After reading his most recent column in the National Review, I’m simply amazed that people take Clifford May seriously. And I don’t say this to be nasty. I’m genuinely amazed that people take this guy seriously. For it’s clear that he’s either (a) woefully ignorant of history or (b) pathologically dishonest. For charity’s sake, I’ll assume that he’s just ignorant.
The subject of May’s column, “Middle East Caricature,” is a recent cartoon by Pat Oliphant. In the cartoon, Oliphant depicts a headless, knife-wielding soldier pushing a teeth-bearing Star of David and following after a tiny mother and child who are labeled “Gaza.” May claims that, far worse than being anti-Semitic, Oliphant is “encouraging those whose intentions are genocidal.”
Now I would argue that May’s claim here is a matter debate, one which I’m personally not very interested in resolving. What is not a matter of debate, however, are a number of historical claims which May proceeds to make, all under the guise of teaching his readers about “the context for the conflict between Israel and Hamas.”
First, May tells us that “Israel occupied Gaza as a consequence of the 1967 war waged against Israel by Egypt, Syria, Jordan, and other Arab states.” Now I’m not aware of any historian who would accept this claim. It is simply beyond question that Israel started the Six-Day War. Many Israel apologists claim Israel’s air strikes against Egypt were preemptive but that wouldn’t change the fact that Israel struck first. And, oh by the way, there was nothing preemptive in the Israeli attack. First, as the Johnson administration made clear to Israel at the time, there was no evidence that Egypt was planning to attack. Second, as the Johnson administration also made clear, Egypt had arranged for its vice president to meet in Washington on June 7 to discuss a diplomatic solution to the conflict—and yet Israel attacked on June 5 anyway.

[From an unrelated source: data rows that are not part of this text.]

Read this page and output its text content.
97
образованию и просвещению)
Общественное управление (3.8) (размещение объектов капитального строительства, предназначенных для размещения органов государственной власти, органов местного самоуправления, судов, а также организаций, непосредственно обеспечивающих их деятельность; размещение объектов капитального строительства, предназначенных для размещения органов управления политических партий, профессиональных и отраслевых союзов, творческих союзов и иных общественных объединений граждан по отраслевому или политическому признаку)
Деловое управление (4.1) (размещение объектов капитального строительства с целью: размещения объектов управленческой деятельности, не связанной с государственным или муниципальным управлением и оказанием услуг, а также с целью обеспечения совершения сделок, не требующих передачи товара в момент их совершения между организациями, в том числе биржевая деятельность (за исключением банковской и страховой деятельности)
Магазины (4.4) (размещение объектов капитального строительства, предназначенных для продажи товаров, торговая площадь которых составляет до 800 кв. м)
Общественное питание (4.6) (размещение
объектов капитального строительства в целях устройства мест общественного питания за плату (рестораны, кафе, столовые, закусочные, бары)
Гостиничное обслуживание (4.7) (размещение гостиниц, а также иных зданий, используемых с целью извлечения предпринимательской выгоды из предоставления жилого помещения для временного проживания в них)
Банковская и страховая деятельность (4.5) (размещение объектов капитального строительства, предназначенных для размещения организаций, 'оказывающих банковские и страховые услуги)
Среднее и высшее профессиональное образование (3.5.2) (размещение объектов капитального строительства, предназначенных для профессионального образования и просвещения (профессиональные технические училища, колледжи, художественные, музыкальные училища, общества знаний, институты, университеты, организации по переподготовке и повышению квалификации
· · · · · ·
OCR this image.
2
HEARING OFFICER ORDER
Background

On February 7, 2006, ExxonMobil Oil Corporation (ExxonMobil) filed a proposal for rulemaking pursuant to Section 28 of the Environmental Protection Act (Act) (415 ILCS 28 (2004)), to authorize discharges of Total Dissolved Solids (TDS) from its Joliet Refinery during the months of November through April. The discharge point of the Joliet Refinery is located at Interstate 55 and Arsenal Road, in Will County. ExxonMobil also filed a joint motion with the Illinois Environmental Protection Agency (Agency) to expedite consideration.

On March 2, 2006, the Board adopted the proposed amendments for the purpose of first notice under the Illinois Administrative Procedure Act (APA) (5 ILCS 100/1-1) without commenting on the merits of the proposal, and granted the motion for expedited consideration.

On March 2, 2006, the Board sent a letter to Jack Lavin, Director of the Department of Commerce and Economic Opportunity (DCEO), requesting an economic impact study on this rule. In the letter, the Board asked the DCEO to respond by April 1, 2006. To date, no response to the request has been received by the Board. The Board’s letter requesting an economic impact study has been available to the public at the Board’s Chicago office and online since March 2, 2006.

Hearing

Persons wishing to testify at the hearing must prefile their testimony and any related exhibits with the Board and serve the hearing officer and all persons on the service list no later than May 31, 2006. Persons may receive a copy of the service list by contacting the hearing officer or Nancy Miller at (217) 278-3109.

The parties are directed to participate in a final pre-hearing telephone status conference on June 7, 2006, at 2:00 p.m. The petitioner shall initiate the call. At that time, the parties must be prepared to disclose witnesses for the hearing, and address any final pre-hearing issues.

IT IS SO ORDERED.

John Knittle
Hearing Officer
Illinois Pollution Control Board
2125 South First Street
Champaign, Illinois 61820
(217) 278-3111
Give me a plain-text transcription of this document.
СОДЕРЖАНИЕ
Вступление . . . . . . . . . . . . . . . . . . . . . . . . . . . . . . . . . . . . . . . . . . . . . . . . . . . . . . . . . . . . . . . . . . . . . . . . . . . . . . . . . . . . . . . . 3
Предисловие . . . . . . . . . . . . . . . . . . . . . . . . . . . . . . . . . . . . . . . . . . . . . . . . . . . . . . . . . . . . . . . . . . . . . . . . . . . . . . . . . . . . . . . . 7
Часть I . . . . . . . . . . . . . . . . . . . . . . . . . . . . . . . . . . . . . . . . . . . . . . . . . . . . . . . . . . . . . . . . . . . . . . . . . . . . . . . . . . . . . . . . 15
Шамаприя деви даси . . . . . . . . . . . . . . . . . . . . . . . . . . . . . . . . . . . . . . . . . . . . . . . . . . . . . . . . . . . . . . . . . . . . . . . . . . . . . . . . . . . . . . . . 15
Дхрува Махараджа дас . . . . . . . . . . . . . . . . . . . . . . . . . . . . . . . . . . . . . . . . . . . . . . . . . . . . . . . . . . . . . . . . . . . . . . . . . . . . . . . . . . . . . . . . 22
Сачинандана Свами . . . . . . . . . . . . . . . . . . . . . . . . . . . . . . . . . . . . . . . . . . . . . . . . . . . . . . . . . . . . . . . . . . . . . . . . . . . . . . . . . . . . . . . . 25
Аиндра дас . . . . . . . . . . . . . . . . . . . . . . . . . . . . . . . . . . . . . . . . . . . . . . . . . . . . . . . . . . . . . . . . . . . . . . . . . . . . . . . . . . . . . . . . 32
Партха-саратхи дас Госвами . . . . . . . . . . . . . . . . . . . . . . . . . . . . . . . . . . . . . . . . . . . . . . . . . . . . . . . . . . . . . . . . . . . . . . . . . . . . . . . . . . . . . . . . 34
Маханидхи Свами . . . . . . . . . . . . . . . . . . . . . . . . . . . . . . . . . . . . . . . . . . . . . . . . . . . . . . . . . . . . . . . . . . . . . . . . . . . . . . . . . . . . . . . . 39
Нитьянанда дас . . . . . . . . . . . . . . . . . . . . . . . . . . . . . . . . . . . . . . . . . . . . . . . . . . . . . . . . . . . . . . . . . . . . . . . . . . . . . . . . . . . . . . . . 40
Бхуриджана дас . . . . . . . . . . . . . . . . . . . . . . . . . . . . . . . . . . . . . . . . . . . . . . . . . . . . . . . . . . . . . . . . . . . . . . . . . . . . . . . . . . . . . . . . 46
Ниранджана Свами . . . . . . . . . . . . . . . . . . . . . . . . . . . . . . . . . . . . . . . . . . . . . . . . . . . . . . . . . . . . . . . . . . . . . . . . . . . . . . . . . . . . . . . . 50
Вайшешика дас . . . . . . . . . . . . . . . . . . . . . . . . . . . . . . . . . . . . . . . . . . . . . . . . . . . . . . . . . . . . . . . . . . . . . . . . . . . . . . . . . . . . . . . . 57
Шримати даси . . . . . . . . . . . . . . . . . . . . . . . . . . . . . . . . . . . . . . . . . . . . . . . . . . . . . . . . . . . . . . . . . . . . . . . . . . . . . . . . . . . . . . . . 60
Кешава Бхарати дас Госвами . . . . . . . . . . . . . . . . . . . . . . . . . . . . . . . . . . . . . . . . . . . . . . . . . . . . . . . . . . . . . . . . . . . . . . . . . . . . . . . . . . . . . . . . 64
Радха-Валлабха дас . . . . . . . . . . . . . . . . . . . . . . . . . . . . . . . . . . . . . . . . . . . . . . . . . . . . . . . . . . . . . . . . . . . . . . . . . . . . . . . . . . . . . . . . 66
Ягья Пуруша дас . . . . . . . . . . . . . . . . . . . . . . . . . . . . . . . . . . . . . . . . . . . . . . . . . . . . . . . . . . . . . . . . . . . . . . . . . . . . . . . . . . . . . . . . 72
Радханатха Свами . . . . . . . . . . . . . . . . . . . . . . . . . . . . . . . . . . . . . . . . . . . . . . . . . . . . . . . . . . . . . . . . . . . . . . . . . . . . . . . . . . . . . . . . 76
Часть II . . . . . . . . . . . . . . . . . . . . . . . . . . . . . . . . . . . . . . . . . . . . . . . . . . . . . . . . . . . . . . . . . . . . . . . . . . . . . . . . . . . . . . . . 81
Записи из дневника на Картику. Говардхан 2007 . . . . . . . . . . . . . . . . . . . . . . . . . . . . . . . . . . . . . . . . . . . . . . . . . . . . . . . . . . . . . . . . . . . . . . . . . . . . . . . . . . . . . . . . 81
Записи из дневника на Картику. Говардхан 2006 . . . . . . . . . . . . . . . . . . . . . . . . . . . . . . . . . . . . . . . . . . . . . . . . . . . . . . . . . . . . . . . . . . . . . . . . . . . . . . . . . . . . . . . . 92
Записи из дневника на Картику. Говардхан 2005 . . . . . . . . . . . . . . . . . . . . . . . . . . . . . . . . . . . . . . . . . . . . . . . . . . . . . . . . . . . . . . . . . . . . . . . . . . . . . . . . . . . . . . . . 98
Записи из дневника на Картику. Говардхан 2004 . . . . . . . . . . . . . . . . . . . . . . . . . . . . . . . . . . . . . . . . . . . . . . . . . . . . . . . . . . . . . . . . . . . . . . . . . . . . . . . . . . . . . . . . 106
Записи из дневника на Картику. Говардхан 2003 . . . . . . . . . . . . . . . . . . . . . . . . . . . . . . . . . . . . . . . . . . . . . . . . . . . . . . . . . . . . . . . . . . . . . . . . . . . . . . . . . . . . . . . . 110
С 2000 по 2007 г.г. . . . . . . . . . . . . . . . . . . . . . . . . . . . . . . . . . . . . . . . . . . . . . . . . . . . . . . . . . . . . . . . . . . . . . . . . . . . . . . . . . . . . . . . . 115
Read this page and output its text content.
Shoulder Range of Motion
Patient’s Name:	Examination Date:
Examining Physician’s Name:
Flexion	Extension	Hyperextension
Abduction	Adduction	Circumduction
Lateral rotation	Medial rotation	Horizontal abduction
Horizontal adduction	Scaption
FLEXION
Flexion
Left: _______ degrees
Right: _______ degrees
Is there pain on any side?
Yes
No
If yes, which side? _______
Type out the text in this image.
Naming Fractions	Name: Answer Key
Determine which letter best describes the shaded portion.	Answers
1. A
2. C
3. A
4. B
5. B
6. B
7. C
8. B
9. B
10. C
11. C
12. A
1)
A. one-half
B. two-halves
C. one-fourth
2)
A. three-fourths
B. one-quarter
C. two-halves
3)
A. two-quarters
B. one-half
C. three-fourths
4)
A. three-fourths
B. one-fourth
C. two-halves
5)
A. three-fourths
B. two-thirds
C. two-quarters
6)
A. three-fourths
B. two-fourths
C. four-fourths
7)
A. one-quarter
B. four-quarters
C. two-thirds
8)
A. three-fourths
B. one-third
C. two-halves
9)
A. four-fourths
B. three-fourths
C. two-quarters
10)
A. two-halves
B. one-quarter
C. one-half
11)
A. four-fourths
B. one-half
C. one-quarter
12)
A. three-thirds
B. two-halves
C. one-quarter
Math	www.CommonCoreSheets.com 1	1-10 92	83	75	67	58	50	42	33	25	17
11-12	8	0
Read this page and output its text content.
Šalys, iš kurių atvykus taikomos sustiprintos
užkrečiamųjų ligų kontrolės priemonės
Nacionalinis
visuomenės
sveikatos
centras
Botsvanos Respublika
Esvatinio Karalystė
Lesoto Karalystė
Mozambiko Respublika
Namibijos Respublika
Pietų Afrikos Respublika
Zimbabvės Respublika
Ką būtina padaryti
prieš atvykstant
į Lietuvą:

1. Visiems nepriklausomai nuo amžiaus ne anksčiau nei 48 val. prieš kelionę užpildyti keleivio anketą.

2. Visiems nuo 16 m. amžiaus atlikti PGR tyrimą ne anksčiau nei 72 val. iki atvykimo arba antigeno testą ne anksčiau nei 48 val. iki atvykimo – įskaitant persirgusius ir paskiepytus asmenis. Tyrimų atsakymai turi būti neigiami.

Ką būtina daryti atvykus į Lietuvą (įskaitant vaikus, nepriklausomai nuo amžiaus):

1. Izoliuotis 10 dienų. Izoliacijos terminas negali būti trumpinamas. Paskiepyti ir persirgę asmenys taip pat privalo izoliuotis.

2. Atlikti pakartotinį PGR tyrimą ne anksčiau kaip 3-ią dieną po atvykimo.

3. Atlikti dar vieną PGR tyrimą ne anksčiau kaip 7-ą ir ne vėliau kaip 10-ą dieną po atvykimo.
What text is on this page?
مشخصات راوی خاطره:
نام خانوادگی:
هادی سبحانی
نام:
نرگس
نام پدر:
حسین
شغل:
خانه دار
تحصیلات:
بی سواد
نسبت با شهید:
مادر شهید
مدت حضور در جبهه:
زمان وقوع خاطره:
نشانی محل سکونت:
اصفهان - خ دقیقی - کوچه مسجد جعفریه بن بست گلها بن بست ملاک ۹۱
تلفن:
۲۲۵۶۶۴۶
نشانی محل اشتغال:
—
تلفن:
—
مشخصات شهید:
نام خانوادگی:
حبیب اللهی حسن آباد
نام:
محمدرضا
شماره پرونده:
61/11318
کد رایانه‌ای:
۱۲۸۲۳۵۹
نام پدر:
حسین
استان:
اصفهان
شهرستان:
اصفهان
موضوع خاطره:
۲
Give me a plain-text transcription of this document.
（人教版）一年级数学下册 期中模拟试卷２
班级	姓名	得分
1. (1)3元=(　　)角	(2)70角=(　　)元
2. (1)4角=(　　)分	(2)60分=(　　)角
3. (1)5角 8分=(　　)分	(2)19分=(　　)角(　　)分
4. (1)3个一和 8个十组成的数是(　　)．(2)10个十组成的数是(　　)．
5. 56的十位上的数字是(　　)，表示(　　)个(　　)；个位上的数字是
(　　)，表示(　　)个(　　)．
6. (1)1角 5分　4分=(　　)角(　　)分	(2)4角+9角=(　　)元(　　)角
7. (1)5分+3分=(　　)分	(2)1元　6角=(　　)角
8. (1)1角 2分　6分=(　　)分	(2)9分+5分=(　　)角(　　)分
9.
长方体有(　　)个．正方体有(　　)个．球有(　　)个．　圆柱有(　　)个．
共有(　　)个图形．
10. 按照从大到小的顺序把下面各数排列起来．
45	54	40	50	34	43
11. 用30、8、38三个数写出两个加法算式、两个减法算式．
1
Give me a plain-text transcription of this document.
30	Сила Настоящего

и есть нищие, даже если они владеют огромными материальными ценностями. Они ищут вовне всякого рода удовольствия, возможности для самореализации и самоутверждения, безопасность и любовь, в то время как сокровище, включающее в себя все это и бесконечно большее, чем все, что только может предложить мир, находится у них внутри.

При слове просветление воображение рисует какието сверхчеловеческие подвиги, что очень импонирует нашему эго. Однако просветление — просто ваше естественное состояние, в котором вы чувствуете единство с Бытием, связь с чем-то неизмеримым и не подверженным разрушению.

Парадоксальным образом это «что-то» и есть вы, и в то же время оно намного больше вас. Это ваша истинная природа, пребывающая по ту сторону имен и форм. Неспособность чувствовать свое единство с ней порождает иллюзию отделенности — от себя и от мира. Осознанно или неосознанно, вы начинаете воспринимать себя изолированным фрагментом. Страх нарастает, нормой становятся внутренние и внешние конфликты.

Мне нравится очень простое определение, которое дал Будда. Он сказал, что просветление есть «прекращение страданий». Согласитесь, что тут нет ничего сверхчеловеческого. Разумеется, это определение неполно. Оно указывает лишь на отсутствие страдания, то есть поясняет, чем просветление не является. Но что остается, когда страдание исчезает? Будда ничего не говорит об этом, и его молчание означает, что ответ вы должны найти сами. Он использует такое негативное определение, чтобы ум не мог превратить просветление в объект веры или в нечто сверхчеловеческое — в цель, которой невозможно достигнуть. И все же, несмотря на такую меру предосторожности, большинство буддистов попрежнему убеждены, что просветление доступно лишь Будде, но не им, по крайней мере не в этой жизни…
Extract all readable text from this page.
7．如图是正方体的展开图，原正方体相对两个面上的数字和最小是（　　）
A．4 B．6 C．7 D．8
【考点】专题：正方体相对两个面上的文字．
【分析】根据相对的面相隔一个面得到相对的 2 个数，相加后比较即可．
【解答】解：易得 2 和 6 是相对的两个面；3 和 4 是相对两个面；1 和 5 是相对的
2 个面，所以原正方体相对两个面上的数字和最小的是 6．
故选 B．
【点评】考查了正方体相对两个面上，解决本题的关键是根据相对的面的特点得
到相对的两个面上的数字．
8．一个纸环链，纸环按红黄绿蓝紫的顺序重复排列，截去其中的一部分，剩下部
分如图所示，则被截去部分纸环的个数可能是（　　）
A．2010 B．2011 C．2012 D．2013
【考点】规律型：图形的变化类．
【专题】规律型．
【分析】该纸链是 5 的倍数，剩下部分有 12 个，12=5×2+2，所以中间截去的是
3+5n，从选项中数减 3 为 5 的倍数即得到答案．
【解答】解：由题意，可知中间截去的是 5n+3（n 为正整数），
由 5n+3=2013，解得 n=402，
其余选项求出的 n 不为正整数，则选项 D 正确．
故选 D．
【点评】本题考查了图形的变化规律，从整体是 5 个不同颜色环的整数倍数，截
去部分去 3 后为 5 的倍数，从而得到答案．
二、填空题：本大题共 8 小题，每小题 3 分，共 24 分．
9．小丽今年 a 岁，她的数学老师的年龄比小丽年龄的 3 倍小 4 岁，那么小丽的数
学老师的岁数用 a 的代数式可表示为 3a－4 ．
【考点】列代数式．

Second, May writes that “in 2005 Israel ended its occupation of Gaza.” This claim is equally absurd. In 2005, Israel, while removing its troops, essentially turned Gaza into a giant open-air prison. Israel retained control over Gaza’s borders, territorial waters, and air space. Israel reserved the right to freely enter Gaza for military purposes. Israel continued restricting access to all but a small number of individuals wishing to travel between Gaza and the West Bank. As legal scholar John Dugard notes, the test “for determining whether a territory is occupied under international law is effective control, and not the permanent physical presence of the occupying Power's military forces in the territory in question.” Based on these standards, “it is clear that Israel remains the occupying Power.”
Third, May tell us that Hamas’ “top priority is to wage jihad against Israel.” Which of course is a blatant mischaracterization of a very diverse organization. While it’s true that many Hamas members remain committed to bringing all of Mandate Palestine under Islamic rule, many in the group, including many of its leaders, have expressed a desire for a two-state settlement. Palestinian Prime Minister Ismail Haniyeh has gone so far as to say that Hamas would be prepared to recognize Israel.
Finally, May writes that Israel’s recent massacre of the Gaza Strip was not only an act of self-defense but that, “far from acting like a headless monster, the Israel Defense Forces took extraordinary efforts to limit civilian casualties.” Even many IDF soldiers have admitted that such was not the case. Speaking at an Israeli college in February, a group of soldiers shared some of their experiences in Operation Cast Lead. And far from emphasizing that the IDF took “extraordinary efforts to limit civilian casualties,” these men made it clear, as Amos Harel of Ha’aretz put it, that “Israeli forces killed Palestinian civilians under permissive rules of engagement and intentionally destroyed their property.” Shortly after this, Ha’aretz’s Amira Haas made public a disturbing note which had been left behind in a house occupied by Israeli forces. Purportedly written by an IDF commander, the note ordered soldiers to fire at rescuers. Still more recently, the UN has reported that one group of IDF soldiers used an eleven-year-old Palestinian boy as a human shield.
And yet, despite all this, despite the mountain of evidence contradicting his claims, people, National Review readers anyway, continue taking Clifford May seriously. The class dunce, after getting straight F’s, is allowed, not only to graduate, but to speak at the commencement ceremony.
If the National Review wants to publish articles defending Israel’s atrocities against the Palestinians, then that’s well within their rights. Hell, they have a long, sordid history of doing that sort of thing. But to publish this heap of lies—or, if we’re going to try to remain charitable—this heap of wrong answers—is inexcusable. Even the evil Bill Buckley might’ve objected.